Second, underclassmen can earn PGA Tour membership through a new program, PGA Tour University Accelerated, where players earn points based off achievements in college, amateur and professional tournaments. For a player to receive membership via PGA Tour University Accelerated, they must earn 20 points by the end of their third year of NCAA eligibility through the following achievements:
Win a major college golf award
Haskins Award (3 points)
Hogan Award (3 points)
Div. I Nicklaus Award (3 points)
Div. I Outstanding Freshman Award (2 points)
Career-best rank in the World Amateur Golf Ranking
No. 1 (5 points)
No. 2 (4 points)
No. 3 (3 points)
No. 4 (2 points)
No. 5 (1 point)
Div.

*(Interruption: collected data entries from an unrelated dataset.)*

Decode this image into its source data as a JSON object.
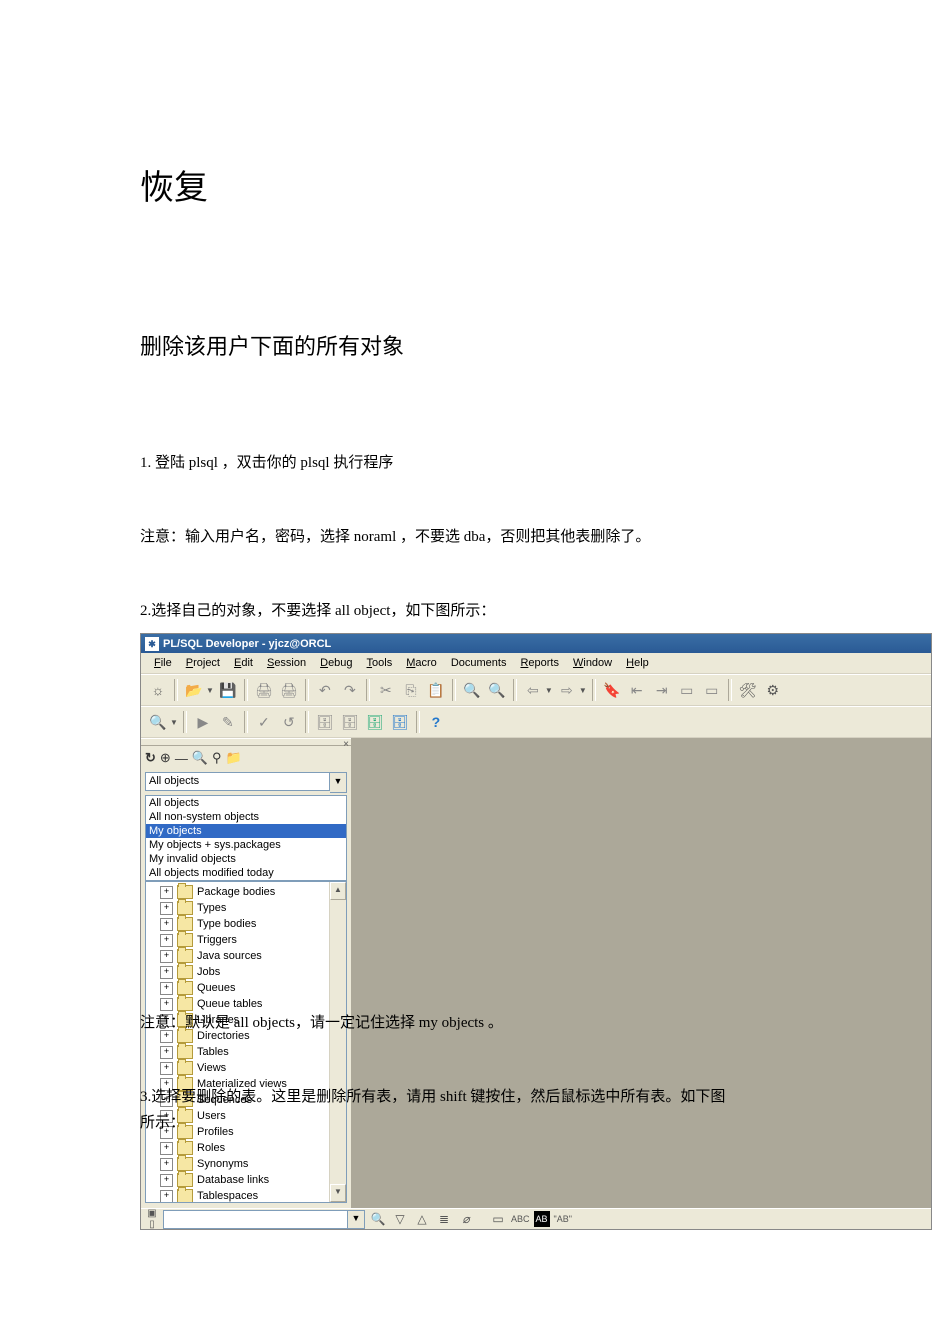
{
  "doc": {
    "title": "恢复",
    "subtitle": "删除该用户下面的所有对象",
    "para1": "1.    登陆 plsql ，双击你的 plsql 执行程序",
    "para2": "注意：输入用户名，密码，选择 noraml ，不要选 dba，否则把其他表删除了。",
    "para3": "2.选择自己的对象，不要选择 all object，如下图所示：",
    "overlay1": "注意：默认是 all objects，请一定记住选择 my objects 。",
    "overlay2": "3.选择要删除的表。这里是删除所有表，请用 shift 键按住，然后鼠标选中所有表。如下图",
    "overlay3": "所示："
  },
  "screenshot": {
    "title": "PL/SQL Developer - yjcz@ORCL",
    "menu": [
      "File",
      "Project",
      "Edit",
      "Session",
      "Debug",
      "Tools",
      "Macro",
      "Documents",
      "Reports",
      "Window",
      "Help"
    ],
    "menu_hk": [
      "F",
      "P",
      "E",
      "S",
      "D",
      "T",
      "M",
      "",
      "R",
      "W",
      "H"
    ],
    "filter_current": "All objects",
    "dropdown": [
      "All objects",
      "All non-system objects",
      "My objects",
      "My objects + sys.packages",
      "My invalid objects",
      "All objects modified today"
    ],
    "dropdown_selected_index": 2,
    "tree": [
      "Package bodies",
      "Types",
      "Type bodies",
      "Triggers",
      "Java sources",
      "Jobs",
      "Queues",
      "Queue tables",
      "Libraries",
      "Directories",
      "Tables",
      "Views",
      "Materialized views",
      "Sequences",
      "Users",
      "Profiles",
      "Roles",
      "Synonyms",
      "Database links",
      "Tablespaces"
    ],
    "bottom_icons_text": {
      "abc": "ABC",
      "ab_quoted": "\"AB\"",
      "ab_box": "AB"
    }
  }
}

I NCAA individual championship (3 points)
U.S. Amateur (3 points)
The Amateur (3 points)
Western Amateur (2 points)
European Amateur (2 points)
Latin America Amateur (2 points)
Asia-Pacific Amateur (2 points)
Participate in a national team competition
Walker Cup (2 points)
Palmer Cup (1 point)
World Amateur Team Championship (1 point)
Performance in official PGA Tour events and major championships
Top-20 finish in major championship (2 points)
Compete in major championship (1 point)
Top-10 finish in Tour event (1 point)
Made cut (1 point)
For example, if Player A were to finish 13th at the 2023 Masters, he would earn four points: 1 point for competing, 1 point for a made cut and 2 points for a top-20 finish at a major.
According to the Tour, dating back to 2010 only three players would have earned membership through PGA Tour University Accelerated: Patrick Cantlay (2012), Justin Thomas (2013) and Patrick Rodgers (2014). The top current college players who have earned the most Accelerated Points are Stanford junior Michael Thorbjornsen (12 points) and Vanderbilt sophomore Gordon Sargent (10 points).
The move comes at a critical time for the Tour as it continues its battle with LIV Golf for supremacy in the professional ranks. College upperclassmen are undoubtedly weighing their options between the two different circuits, especially after seeing the success Eugenio Lopez-Chacarra had as a rookie with LIV in 2022.
“Well, the PGA Tour, what they’ve created with PGA Tour University is great, but they didn’t secure you anything,” Chacarra said in June on his decision to join LIV and leave Oklahoma State.
These two new pathways to the Tour have addressed that issue and will give elite college players even more to think about when it comes to their future in golf.